To find out what the most current and trending topics are in the country or specific geographic region you can go directly to twitter and look at trending topics to see what conversations are currently taking place. In addition there are a number of different tools online that will provide you a glimpse of the most popular hash tags that are available. Trendsmap allows you to see local trending hashtags on a map of the country that allows you to zoom in on specific regions and cities. It’s fun to look at too.  Another site which is fun is Twubs that serves as a directory of popular hashtags. Participants can plug in multiple hash tags and participate in the conversations. Finally, my favorite hash tag tool is TweetChat. By logging into TweetChat using my Twitter credentials, I can participate in any conversation by adding the hash tag and then following along.
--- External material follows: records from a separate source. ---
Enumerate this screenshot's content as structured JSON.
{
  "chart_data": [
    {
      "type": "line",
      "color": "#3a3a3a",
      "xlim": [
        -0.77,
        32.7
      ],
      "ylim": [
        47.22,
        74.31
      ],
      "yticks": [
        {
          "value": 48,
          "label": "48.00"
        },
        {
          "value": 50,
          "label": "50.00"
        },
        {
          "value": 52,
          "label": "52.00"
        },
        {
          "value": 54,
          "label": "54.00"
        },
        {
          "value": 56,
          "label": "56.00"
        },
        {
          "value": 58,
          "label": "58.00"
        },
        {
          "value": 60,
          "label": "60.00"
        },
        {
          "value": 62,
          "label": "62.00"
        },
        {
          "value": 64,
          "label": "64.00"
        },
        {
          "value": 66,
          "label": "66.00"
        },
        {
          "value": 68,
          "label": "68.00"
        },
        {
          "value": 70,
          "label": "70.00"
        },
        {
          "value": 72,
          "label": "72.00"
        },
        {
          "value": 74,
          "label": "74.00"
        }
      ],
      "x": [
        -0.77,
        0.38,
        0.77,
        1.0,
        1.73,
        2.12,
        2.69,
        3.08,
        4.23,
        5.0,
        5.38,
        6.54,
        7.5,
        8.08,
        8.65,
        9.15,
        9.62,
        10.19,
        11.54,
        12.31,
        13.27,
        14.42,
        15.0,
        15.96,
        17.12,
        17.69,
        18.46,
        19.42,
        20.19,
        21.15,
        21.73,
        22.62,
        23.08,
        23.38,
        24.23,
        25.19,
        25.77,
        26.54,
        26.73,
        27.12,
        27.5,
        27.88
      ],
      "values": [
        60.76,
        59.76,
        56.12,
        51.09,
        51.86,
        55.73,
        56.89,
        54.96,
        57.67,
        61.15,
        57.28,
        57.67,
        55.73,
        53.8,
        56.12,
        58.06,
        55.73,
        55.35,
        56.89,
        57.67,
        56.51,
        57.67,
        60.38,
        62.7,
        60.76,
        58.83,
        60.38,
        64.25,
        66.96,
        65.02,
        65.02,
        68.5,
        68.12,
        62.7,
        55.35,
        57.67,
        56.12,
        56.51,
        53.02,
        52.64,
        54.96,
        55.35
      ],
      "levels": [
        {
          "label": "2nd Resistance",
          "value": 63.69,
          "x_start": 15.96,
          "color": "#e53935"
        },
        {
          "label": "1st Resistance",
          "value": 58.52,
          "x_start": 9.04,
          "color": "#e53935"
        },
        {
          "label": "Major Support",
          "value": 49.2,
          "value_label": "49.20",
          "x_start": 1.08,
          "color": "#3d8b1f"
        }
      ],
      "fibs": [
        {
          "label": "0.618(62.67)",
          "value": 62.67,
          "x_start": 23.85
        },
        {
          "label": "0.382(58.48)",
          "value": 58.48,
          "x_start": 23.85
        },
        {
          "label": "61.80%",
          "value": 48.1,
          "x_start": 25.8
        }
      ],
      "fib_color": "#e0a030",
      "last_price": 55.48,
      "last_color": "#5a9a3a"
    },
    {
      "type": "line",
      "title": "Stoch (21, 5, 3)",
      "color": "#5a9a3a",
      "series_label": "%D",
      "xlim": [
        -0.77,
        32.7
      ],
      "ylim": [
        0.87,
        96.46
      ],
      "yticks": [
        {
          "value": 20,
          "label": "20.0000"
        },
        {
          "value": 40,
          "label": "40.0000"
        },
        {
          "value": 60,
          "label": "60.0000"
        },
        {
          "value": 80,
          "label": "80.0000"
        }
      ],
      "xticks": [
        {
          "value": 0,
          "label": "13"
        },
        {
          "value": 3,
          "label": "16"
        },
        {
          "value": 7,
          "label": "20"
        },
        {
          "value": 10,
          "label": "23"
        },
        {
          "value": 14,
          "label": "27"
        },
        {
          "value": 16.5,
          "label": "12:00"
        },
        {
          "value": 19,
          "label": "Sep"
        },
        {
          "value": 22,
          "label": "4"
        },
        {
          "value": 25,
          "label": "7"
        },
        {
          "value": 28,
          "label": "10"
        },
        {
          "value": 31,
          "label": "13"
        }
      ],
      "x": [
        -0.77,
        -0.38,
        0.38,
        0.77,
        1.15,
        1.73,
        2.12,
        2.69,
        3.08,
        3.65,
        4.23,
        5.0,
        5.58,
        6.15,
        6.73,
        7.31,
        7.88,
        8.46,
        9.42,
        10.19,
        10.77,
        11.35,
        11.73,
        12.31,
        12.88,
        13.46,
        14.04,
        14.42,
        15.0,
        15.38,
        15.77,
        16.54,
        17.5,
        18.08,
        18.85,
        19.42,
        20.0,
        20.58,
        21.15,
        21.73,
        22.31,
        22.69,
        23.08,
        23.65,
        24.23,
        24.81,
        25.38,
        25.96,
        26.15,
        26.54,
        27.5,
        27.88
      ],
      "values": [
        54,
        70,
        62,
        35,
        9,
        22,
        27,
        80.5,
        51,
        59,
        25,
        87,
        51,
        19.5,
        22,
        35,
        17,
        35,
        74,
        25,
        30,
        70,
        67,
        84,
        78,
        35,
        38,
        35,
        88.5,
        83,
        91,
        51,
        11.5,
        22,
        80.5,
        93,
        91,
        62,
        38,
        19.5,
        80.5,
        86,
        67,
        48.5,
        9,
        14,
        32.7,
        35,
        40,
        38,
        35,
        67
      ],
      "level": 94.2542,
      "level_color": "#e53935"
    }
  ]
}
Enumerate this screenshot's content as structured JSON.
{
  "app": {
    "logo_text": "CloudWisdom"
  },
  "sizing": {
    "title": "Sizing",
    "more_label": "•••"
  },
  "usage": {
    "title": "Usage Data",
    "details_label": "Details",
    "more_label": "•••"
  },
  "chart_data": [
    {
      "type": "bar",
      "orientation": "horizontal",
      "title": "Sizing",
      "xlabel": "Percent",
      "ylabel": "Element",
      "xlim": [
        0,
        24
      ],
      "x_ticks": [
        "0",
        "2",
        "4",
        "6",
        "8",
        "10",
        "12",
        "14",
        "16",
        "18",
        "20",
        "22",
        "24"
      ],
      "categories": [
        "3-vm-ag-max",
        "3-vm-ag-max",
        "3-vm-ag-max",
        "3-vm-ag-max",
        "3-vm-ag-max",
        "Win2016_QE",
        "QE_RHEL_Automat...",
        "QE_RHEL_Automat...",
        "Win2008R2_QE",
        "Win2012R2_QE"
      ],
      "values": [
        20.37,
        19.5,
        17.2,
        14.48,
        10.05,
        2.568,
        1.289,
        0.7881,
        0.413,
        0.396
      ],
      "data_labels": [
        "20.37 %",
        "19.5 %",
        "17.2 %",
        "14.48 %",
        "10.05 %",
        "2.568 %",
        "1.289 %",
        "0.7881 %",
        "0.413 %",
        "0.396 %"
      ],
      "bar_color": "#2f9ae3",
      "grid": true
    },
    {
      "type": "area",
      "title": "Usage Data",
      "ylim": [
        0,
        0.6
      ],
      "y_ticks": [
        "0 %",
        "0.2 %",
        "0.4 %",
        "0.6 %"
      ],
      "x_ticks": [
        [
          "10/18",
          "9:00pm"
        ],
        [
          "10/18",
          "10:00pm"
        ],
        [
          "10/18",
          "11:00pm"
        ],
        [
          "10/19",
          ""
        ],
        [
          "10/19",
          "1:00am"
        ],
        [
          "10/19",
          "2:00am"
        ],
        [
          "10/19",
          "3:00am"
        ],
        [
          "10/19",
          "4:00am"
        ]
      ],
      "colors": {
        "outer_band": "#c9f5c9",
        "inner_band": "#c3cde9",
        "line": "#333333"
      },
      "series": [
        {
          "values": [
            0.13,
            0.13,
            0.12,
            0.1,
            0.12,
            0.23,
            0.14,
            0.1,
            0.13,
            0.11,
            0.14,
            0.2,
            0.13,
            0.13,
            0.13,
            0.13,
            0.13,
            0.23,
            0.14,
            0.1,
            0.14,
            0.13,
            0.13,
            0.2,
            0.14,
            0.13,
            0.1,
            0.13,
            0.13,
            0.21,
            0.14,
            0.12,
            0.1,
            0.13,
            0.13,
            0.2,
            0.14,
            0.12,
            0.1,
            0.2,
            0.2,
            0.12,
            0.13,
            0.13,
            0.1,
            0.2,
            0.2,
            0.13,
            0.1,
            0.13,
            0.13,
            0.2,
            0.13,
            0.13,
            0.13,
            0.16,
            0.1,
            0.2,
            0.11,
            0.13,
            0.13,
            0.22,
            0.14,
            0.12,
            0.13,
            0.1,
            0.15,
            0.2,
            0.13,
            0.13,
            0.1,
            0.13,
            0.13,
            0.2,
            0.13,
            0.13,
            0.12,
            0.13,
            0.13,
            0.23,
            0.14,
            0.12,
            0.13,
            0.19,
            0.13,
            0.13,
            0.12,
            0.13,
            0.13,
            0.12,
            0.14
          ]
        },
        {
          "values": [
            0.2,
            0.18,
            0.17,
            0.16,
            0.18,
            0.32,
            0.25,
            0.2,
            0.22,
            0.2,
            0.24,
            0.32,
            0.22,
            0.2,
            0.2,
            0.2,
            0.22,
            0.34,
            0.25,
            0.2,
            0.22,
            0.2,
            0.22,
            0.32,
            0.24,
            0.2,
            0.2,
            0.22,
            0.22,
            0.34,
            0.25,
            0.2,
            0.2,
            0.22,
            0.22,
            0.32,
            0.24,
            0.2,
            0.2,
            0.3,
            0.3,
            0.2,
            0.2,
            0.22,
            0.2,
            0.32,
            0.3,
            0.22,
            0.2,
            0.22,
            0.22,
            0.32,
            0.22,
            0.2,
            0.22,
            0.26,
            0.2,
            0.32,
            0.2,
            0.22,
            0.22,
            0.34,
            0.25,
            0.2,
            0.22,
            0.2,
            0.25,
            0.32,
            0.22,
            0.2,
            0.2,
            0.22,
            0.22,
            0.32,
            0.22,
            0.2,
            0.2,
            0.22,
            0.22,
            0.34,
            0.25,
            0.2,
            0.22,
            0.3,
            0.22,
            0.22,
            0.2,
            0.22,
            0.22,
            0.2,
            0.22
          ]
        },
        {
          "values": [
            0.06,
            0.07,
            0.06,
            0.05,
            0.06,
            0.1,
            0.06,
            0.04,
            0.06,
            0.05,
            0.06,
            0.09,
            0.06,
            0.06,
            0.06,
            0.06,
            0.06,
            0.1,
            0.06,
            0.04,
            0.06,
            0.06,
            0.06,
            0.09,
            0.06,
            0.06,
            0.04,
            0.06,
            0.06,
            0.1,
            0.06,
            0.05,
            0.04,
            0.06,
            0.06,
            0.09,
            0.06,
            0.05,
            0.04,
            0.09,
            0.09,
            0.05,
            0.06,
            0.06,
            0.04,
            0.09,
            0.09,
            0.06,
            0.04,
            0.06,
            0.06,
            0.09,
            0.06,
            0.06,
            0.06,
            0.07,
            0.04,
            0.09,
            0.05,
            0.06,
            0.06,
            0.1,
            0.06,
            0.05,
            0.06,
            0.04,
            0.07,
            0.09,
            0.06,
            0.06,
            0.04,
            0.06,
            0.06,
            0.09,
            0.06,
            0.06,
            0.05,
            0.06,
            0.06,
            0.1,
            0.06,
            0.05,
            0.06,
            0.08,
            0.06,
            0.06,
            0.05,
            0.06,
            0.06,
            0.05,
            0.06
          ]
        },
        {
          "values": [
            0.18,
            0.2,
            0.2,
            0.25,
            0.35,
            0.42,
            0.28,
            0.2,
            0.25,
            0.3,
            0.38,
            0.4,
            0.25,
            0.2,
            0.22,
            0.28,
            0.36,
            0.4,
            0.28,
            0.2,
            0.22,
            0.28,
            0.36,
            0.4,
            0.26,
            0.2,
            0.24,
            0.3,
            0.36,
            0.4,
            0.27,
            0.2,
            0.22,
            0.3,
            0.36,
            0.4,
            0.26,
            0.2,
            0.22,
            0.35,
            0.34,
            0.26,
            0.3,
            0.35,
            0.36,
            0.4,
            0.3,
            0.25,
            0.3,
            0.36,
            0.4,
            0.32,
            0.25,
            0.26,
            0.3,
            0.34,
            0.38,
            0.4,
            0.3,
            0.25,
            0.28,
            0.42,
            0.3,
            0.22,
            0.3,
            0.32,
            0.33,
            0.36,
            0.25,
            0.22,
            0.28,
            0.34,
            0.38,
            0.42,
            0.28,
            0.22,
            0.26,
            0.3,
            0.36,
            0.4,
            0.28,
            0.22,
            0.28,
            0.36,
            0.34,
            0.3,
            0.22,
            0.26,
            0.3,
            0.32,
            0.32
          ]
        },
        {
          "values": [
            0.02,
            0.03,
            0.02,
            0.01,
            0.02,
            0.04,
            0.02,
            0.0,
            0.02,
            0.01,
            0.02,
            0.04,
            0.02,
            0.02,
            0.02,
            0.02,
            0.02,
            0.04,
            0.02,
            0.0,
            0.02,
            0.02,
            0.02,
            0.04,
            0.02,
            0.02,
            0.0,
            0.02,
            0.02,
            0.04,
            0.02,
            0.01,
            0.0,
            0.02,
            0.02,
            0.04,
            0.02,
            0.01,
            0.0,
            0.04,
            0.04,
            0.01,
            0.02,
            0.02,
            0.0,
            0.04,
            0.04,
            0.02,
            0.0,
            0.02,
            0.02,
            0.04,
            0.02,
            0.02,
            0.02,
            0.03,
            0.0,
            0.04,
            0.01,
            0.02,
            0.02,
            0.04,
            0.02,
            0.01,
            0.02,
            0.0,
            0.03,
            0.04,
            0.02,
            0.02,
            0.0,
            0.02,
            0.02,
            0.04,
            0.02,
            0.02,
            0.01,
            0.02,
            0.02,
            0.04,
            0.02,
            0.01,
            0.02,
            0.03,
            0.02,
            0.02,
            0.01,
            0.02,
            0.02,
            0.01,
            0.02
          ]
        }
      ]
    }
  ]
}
The bonus, is that any tweet, or re-tweet from the site will automatically add the hash tag to the post.

Two Screens

Additional validation for the power of hash tags has been validated by their use by networks to promote televisions shows and sporting events.   These days a hash tag can easily be found as a program begins or is mentioned as part of the broadcast.  Network programmers and marketers know that with the proliferation of smart phones and tablets, the idea of entertainment being digested via two screens is becoming more prevalent.   I myself have begun to experience this more and more and the act of watching television has become less passive and more active as I participate in the conversations surrounding the unfolding events on TV.   This was especially true with sporting events, and we in the Bay Area have been lucky with the performance of our San Francisco Giants, and now the Superbowl bound 49ers.  I anticipate that this year’s Super Bowl in New Orleans will set a new record of online participation via tweets around the events of the game.

So although I’m not participating at the IBM Connect 2013 in person this year, Team Actiance is on the scene using hashtag #IBMConnect and sharing with us the people they are meeting, the events they are attending, and more importantly the things they are learning that help us all.